I find myself thinking about something Marshall Rosenberg, founder of Nonviolent Communication, said several years ago. If any of us were walking along a river bank and heard a baby cry and looked down and saw it precariously floating all alone down the river, we would, of course, jump in and save the baby. And, he said, if another baby came floating by, we’d jump in again, and if that other was followed by still another and another after that until there was a steady stream of babies floating down the river, we would also round up other people and begin to organize in order to save all the babies. But finally, he said, someone has to go up the river and see who’s throwing them in.

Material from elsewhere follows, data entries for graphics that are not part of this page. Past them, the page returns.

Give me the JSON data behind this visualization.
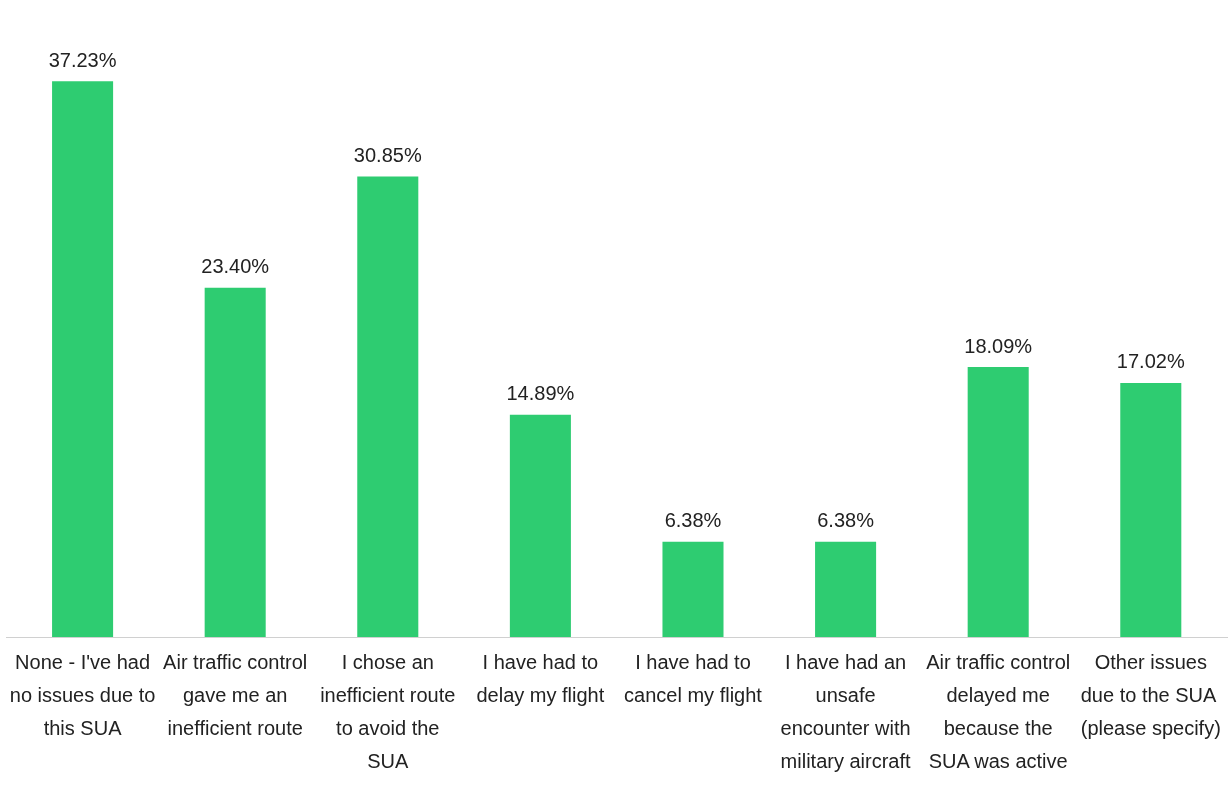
{
  "chart_data": {
    "type": "bar",
    "categories": [
      "None - I've had no issues due to this SUA",
      "Air traffic control gave me an inefficient route",
      "I chose an inefficient route to avoid the SUA",
      "I have had to delay my flight",
      "I have had to cancel my flight",
      "I have had an unsafe encounter with military aircraft",
      "Air traffic control delayed me because the SUA was active",
      "Other issues due to the SUA  (please specify)"
    ],
    "values": [
      37.23,
      23.4,
      30.85,
      14.89,
      6.38,
      6.38,
      18.09,
      17.02
    ],
    "value_labels": [
      "37.23%",
      "23.40%",
      "30.85%",
      "14.89%",
      "6.38%",
      "6.38%",
      "18.09%",
      "17.02%"
    ],
    "color": "#2ecc71",
    "grid": false,
    "legend": false
  }
}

The question for me is what do you do when you get there, when you’ve gone up river and you encounter, not the thrower of the babies, but the confused, angry, and hardened faces of those called upon to defend a face they do not clearly see and a process they do not understand. What do you do when you are showered with rubber bullets, when pepper spray is aimed at your face, and tear gas falls all around as you rescue a fallen comrade?  What do you do with your outrage?  What do you do when you find you have joined those others who have “gone up river”  before you in Selma and Birmingham, in Tiananmen Square and Cairo, in Bombay and at Kent State?  How do you remember to stand your ground, to not fight back, to place flowers in gun barrels, to sing in the face of tyranny, to lock arms and stay the course?  How do you remember, as Scott Olsen lies in an Oakland Hospital, that ” the arc of the moral universe is long, but it bends toward justice “? And what do you do when those who throw babies in rivers refuse to acknowledge what they’re doing,  won’t let themselves be seen and won’t allow themselves to be addressed?

One comment on “Reflections On Occupy Oakland

  1. susan buniva's avatar susan buniva says:

    This is among the most coherent, thought provoking, insightful, and helpful pieces I have read since the Occupy Wall Street movement began. It allows and gently invites me to look not only at the movement in a different way, but also at the layers within myself. This includes some of the conflicted layers I might otherwise choose not to see and fully own. Thank you for the gentle invitation and guidance down the river path.